Swanley Junction- In July 1862 a new station was created (east of St Mary Cray) to avoid timetable congestion for trains going down to Sevenoaks. The station was originally called Sevenoaks Junction, due to it being placed where the lines down to Faversham split from the lines down to Sevenoaks. The name Sevenoaks Junction caused confusion to new passengers to the area who got off the train here and expected to be in Sevenoaks! Due to the growing area around 'Sevenoaks Junction', the station was eventually given a name to recognise the growing town, and Swanley Junction was born.

Swanley train crash- In 1937 the Swanley Junction Rail Disaster occurred when a fast train from Margate to Victoria (which never usually stopped at Swanley), was supposed to stop this time but went straight into the sidings and crashed into an empty train, pushing it into an electricity sub station killing four people and hospitalising 11.

Swanley-The train crash resulted in the station being rebuilt in 1939, 1/4 mile closer towards St. Mary Cray and the new station was called Swanley and is how it stands today.



The 'healthy air' of Swanley, as Swanley is far enough away from London to escape the smog and pollution but still close enough to access London via transport, lent itself to Swanley being an ideal location for Londoners escaping the polluted air of London, hence three hospitals/convalescent homes were built: White Oak; Kettlewell and Parkwood Hospital.



Kettlewell Hospital- Built in 1885 Kettlewell hospital was the first hospital to open in Swanley and was opened by the Prince and Princess of Wales (later King Edward VII and Queen Alexandra respectively). Situated where St. Barts Primary school grounds are and stretching to where Asda is now, the hospital had its own laundrette (which still functioned as a laundrette; serving St Barts hospital in London until 2005) located where Squirrels Close is now. The hospital was more of a convalescent home to give, women from poor parts of London, the chance to recover after operations at St Barts hospital in London. Kettlewell Hospital was later known as Alexandra Hospital and used for people recovering from Tuberculosis.

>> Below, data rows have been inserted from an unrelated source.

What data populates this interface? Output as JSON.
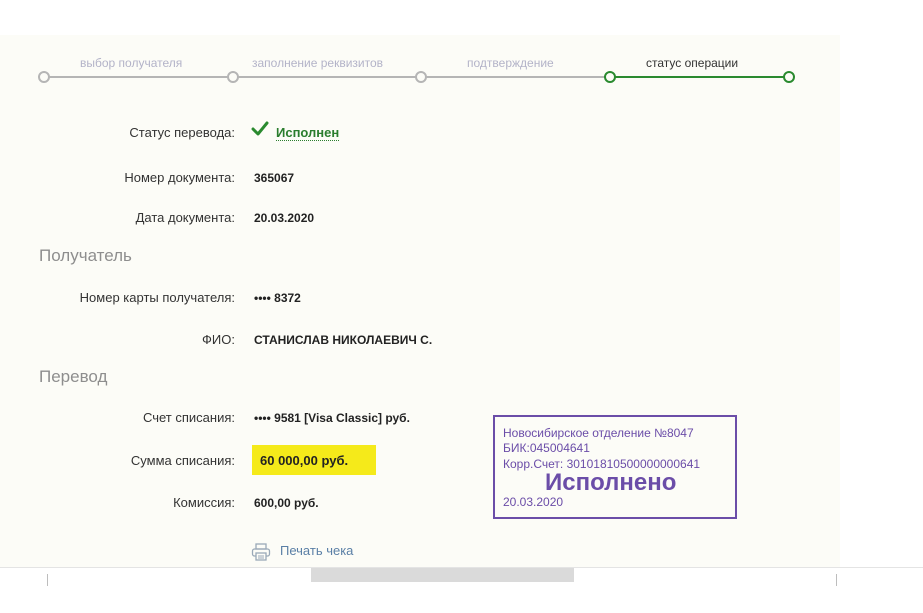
{
  "steps": [
    {
      "label": "выбор получателя"
    },
    {
      "label": "заполнение реквизитов"
    },
    {
      "label": "подтверждение"
    },
    {
      "label": "статус операции"
    }
  ],
  "status": {
    "label": "Статус перевода:",
    "value": "Исполнен",
    "icon": "checkmark-icon"
  },
  "document": {
    "number_label": "Номер документа:",
    "number": "365067",
    "date_label": "Дата документа:",
    "date": "20.03.2020"
  },
  "recipient": {
    "section_title": "Получатель",
    "card_label": "Номер карты получателя:",
    "card": "•••• 8372",
    "name_label": "ФИО:",
    "name": "СТАНИСЛАВ НИКОЛАЕВИЧ С."
  },
  "transfer": {
    "section_title": "Перевод",
    "account_label": "Счет списания:",
    "account": "•••• 9581  [Visa Classic]  руб.",
    "amount_label": "Сумма списания:",
    "amount": "60 000,00  руб.",
    "fee_label": "Комиссия:",
    "fee": "600,00 руб."
  },
  "stamp": {
    "line1": "Новосибирское отделение №8047",
    "line2": "БИК:045004641",
    "line3": "Корр.Счет: 30101810500000000641",
    "status": "Исполнено",
    "date": "20.03.2020"
  },
  "print_receipt": {
    "label": "Печать чека",
    "icon": "printer-icon"
  },
  "colors": {
    "accent": "#2a8a2f",
    "highlight": "#f5ea1a",
    "stamp": "#6b4da8",
    "link": "#5a7fa6"
  }
}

Parkwood Hospital- Built in 1893 the hospital's patients were people recovering from surgery, many railway workers who had suffered from accidents on the railway, or those involved in road traffic accidents. At the outbreak of WW1 the home closed until, in 1917, an ammunition factory blew up and Parkwood opened up for the children who were made homeless for five months. After this, the hospital opened up as a convalescent home for WW1 casualties recovering from facial injuries. During WW2, Parkwood became an auxiliary hospital and convalescent home for convalescent servicemen, especially from the army. After this, the hospital continued as various convalescent homes

Parkwood closed in the 1960s and re-opened in 1971 as Parkwood Hall school. The building still remains in its entirety.

White Oaks Hospital- Opened in 1897; adjacent to Kettlewell hospital, White Oaks hospital was built for children with eye diseases and, within the grounds, a junior and senior school was also constructed. The Woodland building was a surviving building of the hospital site, and the gates of the hospital can still be seen today from London Road.